Is the abuser is known? It is not uncommon for the survivor to know the perpetrator: family member, friend, a date, or a lover. This often creates mixed emotions on the survivor’s part, so be careful. In general, we think it’s ok to condemn the perpetrator’s behavior, but not to condemn the person. The survivor will need to sort out their feelings toward the person. This takes time, and sometimes professional help is useful.
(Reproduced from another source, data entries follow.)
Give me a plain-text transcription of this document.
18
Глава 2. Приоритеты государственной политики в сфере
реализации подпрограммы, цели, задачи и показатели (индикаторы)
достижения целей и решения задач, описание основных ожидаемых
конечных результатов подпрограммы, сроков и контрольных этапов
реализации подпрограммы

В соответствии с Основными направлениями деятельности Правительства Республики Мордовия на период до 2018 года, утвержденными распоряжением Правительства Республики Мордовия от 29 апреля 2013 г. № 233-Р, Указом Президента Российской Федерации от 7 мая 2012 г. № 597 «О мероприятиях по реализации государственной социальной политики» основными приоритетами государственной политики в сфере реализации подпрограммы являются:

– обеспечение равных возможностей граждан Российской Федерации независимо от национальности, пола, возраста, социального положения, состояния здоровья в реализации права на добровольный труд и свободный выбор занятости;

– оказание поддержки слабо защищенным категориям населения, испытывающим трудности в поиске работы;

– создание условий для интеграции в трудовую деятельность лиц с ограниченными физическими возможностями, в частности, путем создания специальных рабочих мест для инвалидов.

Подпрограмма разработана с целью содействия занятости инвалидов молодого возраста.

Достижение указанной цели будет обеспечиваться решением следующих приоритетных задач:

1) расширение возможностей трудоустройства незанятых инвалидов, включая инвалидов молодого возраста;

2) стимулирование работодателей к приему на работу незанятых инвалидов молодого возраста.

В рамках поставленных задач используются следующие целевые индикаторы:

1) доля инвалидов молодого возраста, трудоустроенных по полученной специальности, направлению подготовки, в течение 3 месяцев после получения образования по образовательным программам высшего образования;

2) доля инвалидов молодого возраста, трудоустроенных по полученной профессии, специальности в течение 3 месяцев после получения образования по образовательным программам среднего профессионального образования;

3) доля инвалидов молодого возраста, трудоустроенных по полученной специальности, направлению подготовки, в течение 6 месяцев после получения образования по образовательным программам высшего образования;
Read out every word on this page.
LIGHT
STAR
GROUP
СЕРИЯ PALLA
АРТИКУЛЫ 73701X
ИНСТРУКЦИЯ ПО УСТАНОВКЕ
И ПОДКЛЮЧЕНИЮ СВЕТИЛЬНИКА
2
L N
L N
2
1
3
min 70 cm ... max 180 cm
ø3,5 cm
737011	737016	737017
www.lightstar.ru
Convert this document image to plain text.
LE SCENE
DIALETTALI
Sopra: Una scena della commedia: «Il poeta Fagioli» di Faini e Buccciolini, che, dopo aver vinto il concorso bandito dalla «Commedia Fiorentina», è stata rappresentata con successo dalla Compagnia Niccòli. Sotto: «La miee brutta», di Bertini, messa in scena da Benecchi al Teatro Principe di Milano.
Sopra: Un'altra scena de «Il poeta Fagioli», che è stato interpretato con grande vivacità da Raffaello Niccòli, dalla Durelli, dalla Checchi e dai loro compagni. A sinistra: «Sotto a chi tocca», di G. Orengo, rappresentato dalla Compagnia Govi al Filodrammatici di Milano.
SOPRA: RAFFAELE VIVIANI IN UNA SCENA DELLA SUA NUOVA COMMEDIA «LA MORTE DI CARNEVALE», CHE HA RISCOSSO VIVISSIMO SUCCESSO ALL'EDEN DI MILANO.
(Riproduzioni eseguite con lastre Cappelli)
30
Legal System – Do not make promises about the perpetrator going to jail. The court processes can take a long time: it’s a process that you cannot predict or control. Please refer to Court & Legal Information for more information about this,
Relationships & Intimacy – Be patient! A survivor may not feel comfortable with sex or emotional intimacy for a long time. Some sexual acts may remind them of the attack. They may experience a decreased interest in sex. Honest, caring communication is important. Let the survivor know that you are there when they are ready: one step at a time. Regarding sex, ask what they feel comfortable doing or talking about. Take things slowly.
Counseling – It’s often good to encourage the survivor to get support and counseling, but remember that these are highly personal decisions. For couples: you can consider couple’s counseling to better understand and manage how the assault is affecting your relationship.
A terrific book that explores these themes is: If She is Raped: A guidebook for husbands, fathers and male friends by Alan McEvoy & Jeff Brookings.